Obviously, food and body image is a major theme. The opening track “Bread of Man” is immediately followed by a song called “Fat City.” Tunes such as “Baby Mayo,” “Poutin Skies,” and “Sunday Gravy” further solidify Pizza Slice’s food fetish, as though it weren’t already apparent (his name is Joey Pizza Slice, people).
The album moves along well; the songs are short, the longest clocking in at 3 minutes 28 seconds. Given the strange nature of the music, Pizza Slice’s brevity is wise, and it helps that each song is different from the last. After listening to the record a few times you know exactly which songs you love and which you wouldn’t mind skipping.
The bottom line is that Deli Days/Sontava Nights is a brutal representation of Pizza Slice’s ambivalent feelings about himself and existence.

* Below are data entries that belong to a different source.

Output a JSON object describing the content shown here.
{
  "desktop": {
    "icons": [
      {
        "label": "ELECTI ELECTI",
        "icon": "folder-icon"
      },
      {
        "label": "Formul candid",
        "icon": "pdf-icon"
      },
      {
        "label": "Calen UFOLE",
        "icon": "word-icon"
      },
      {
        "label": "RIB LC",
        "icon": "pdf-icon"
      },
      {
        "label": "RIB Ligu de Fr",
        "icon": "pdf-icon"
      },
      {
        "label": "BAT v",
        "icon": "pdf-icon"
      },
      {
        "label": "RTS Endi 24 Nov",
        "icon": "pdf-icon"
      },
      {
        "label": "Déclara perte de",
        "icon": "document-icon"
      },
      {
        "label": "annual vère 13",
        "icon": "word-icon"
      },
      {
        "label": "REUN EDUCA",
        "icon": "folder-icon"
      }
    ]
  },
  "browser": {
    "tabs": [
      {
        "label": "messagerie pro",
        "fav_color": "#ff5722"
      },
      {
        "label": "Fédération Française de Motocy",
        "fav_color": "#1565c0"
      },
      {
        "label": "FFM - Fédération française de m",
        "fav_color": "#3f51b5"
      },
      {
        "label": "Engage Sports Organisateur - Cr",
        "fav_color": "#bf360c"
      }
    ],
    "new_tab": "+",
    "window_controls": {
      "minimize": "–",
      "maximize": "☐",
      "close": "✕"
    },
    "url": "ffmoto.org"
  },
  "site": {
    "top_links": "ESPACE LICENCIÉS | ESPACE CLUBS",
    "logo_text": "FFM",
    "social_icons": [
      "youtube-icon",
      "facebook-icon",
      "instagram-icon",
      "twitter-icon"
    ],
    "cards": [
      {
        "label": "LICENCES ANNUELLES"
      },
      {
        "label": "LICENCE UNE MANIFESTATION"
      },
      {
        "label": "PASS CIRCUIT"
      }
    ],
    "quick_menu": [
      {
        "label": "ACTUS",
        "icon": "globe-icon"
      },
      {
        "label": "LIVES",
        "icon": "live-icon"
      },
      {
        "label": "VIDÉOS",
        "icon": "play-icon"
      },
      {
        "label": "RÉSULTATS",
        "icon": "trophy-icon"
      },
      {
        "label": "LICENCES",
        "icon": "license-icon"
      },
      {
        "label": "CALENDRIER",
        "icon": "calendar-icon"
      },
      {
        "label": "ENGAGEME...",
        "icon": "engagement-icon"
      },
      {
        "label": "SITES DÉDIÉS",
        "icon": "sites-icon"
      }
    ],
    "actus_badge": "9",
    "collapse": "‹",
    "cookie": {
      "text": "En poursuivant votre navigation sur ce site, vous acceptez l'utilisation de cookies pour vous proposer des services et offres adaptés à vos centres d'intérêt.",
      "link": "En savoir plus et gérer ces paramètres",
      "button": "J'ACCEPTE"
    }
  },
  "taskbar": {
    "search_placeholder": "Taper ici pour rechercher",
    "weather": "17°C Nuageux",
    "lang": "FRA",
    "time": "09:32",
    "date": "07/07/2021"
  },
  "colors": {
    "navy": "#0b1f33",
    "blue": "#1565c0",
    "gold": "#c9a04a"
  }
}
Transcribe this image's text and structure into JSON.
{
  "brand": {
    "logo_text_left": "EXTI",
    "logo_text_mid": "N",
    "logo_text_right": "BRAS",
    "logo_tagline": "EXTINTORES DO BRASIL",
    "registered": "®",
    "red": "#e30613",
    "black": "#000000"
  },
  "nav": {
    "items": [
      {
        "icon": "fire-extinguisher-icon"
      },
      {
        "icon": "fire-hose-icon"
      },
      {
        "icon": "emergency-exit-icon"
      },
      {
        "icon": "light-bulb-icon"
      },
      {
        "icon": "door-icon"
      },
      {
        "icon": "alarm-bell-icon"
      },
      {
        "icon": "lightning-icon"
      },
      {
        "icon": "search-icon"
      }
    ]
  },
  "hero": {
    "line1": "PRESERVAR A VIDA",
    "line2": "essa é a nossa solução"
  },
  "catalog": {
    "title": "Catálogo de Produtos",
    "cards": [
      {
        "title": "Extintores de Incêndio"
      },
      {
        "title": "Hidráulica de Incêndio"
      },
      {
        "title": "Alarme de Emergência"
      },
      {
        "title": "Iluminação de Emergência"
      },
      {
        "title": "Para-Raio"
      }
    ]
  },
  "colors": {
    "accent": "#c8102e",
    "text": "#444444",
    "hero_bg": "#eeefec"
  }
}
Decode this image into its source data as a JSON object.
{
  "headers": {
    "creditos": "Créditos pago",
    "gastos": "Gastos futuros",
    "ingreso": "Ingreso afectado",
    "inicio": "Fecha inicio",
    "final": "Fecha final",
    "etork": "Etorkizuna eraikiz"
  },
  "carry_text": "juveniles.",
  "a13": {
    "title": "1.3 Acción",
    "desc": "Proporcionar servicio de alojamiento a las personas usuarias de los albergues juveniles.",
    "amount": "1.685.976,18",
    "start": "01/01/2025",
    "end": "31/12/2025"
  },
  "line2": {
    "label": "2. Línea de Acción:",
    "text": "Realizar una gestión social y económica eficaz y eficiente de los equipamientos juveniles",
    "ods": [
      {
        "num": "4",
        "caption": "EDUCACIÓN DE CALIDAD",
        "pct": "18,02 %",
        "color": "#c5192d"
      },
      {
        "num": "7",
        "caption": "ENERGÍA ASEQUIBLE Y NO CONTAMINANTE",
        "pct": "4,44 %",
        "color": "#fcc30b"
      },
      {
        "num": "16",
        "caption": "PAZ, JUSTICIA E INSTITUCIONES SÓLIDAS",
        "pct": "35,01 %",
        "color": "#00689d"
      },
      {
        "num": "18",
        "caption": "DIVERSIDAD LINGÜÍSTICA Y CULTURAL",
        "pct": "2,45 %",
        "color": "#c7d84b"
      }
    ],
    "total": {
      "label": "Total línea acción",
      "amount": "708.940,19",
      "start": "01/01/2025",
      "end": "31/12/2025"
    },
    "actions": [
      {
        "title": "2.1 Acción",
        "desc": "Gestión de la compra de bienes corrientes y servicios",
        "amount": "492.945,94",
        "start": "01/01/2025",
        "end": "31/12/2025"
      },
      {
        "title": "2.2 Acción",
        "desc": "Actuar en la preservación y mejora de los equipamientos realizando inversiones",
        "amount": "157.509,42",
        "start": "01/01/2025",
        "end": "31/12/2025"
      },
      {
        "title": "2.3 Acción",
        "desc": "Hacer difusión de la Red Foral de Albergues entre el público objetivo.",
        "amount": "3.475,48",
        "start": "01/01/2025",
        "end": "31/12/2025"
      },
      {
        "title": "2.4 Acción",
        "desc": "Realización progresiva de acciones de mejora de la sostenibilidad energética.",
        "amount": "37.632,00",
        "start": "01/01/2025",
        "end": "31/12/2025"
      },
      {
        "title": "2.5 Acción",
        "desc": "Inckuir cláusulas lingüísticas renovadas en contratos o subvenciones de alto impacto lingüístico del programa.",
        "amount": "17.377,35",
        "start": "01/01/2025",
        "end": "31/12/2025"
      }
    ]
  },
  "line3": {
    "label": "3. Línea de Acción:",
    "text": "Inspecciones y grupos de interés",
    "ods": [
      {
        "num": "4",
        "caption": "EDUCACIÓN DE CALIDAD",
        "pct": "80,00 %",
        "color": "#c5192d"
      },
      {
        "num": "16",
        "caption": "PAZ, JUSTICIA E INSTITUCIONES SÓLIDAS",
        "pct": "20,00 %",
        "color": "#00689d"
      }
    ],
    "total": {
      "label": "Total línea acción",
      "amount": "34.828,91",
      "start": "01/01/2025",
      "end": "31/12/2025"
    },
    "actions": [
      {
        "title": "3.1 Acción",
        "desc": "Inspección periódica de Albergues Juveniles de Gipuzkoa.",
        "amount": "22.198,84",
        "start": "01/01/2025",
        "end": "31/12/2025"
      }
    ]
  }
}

The lyrics may be simple, the music may not be complex or well produced, and some of the tones and noises will alienate many. But his songs are poignant because they are a testament to the revelatory power of contradiction: sad music, happy lyrics, and vice versa. Even the album art conveys the elemental message: simplicity, ugliness, and pizza come together to create a new kind of beauty, an honest glimpse into the heart of a man on the margins.
Based in Boston, Aidan Breen is a music lover, listener, and player, dedicated to plumbing the depths of underground releases and bizarreries. He only just learned to read, still working on writing.